About

In conducting the first major historical study of disaster photography in a modern colonial context in Asia, this project will historicise understandings of disaster and the role of the key visual technology of our time, photography, in shaping how we conceive interactions and distinctions between the natural and social worlds.

The project examines how photography has informed modern understandings of disaster as a process that shapes victims who suffer and respondents who observe and intervene. It makes a case study of Indonesia while under Dutch colonial rule (up to independence in 1950) and focuses on both natural and regime-made disasters that occurred during the first century after photography was first invented (from c. 1840). In this period, modern European empires were at the height of their global expansion, and became increasingly interventionist in Indigenous environments and societies.

This research therefore aims to trace, first, the impact of modern colonial contexts in shaping how visual representations of disaster were formed in the recent past. Second, in focusing on the human suffering common to disasters of different origins, this project also seeks to reveal how photography has informed the distinctions we make between the natural and the cultural realms, between environment and society.

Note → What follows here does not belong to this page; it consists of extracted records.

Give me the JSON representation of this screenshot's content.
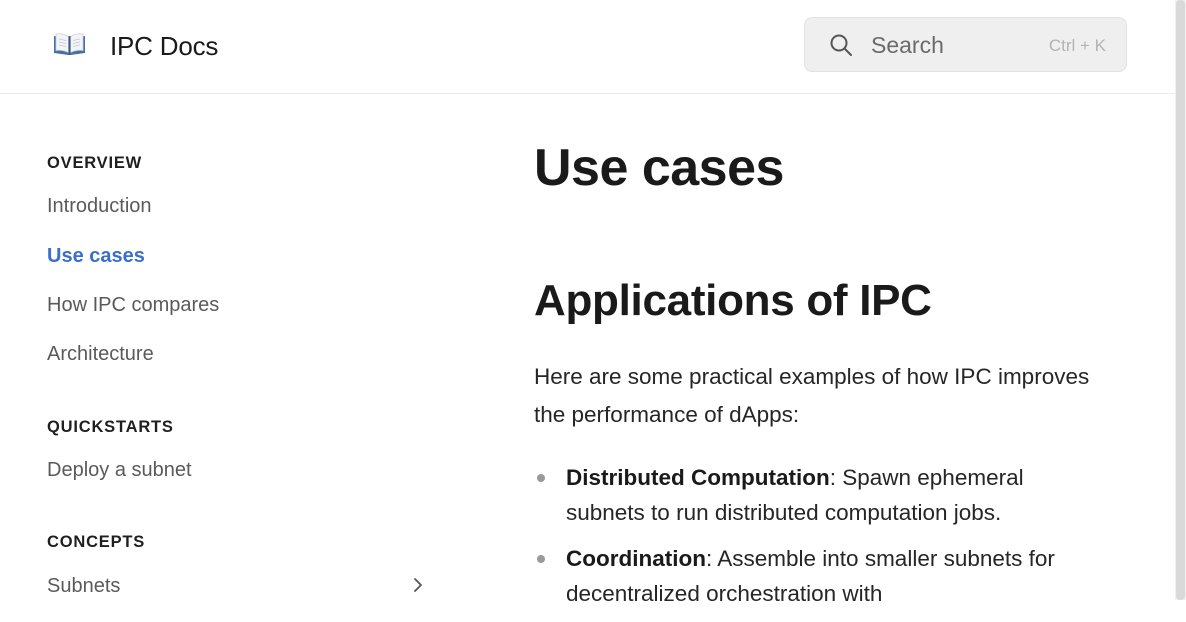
{
  "header": {
    "logo_icon": "open-book-icon",
    "site_title": "IPC Docs",
    "search": {
      "placeholder": "Search",
      "shortcut": "Ctrl + K",
      "icon": "search-icon"
    }
  },
  "sidebar": {
    "sections": [
      {
        "title": "OVERVIEW",
        "items": [
          {
            "label": "Introduction",
            "active": false
          },
          {
            "label": "Use cases",
            "active": true
          },
          {
            "label": "How IPC compares",
            "active": false
          },
          {
            "label": "Architecture",
            "active": false
          }
        ]
      },
      {
        "title": "QUICKSTARTS",
        "items": [
          {
            "label": "Deploy a subnet",
            "active": false
          }
        ]
      },
      {
        "title": "CONCEPTS",
        "items": [
          {
            "label": "Subnets",
            "active": false,
            "expandable": true
          }
        ]
      }
    ]
  },
  "main": {
    "title": "Use cases",
    "section_heading": "Applications of IPC",
    "intro": "Here are some practical examples of how IPC improves the performance of dApps:",
    "list": [
      {
        "term": "Distributed Computation",
        "text": ": Spawn ephemeral subnets to run distributed computation jobs."
      },
      {
        "term": "Coordination",
        "text": ": Assemble into smaller subnets for decentralized orchestration with"
      }
    ]
  },
  "colors": {
    "accent": "#3a6fcb",
    "text": "#1f1f1f",
    "muted_text": "#5a5a5a",
    "search_bg": "#efefef"
  }
}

The project aims to advance four major fields of scholarship:

  1. It addresses understandings of modern European imperialism by examining how a range of actors, European and Indigenous, interpreted and responded to the human impact of the major disasters that occurred in the last century of colonial rule.

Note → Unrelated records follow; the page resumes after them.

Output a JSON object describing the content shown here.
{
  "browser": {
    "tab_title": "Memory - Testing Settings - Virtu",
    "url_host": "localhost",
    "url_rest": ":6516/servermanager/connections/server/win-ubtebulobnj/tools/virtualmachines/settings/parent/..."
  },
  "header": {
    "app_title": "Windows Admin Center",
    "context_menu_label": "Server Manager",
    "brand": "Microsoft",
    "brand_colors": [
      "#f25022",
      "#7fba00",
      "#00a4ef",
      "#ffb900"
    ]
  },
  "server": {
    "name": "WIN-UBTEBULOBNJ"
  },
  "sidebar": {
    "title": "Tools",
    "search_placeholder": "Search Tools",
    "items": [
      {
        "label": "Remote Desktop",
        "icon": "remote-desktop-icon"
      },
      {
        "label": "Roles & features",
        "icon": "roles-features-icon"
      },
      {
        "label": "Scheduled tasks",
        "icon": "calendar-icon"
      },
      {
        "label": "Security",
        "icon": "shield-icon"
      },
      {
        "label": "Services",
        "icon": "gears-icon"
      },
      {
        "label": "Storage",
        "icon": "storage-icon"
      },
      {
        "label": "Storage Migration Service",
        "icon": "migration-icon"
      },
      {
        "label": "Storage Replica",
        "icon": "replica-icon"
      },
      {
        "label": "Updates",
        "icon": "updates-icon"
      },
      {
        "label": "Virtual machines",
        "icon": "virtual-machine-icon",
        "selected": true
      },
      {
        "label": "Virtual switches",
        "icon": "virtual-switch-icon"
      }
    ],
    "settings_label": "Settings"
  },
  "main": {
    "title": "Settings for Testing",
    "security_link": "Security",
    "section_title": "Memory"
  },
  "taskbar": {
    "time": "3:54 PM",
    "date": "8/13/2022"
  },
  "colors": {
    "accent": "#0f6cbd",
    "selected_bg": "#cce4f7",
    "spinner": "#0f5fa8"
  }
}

  2. It expands historical understandings of photography as it developed in the first century after its invention by focusing on how it was deployed in colonial disasters.

  3. It contributes to environmental histories of disaster by making the first detailed case study of how photography was used to further understandings of and responses to natural disasters in an Asian colony.

  4. It extends cultural histories of war by bringing analysis of how victims of political violence were represented into a contiguous field with study of the human impact of natural disaster.

This project has been funded by an Australian Research Council Discovery Grant (DP170100924) (2017–19), a Brill Fellowship (2018) and the Tholenaar van Raalte Fellowship in Photography (2018).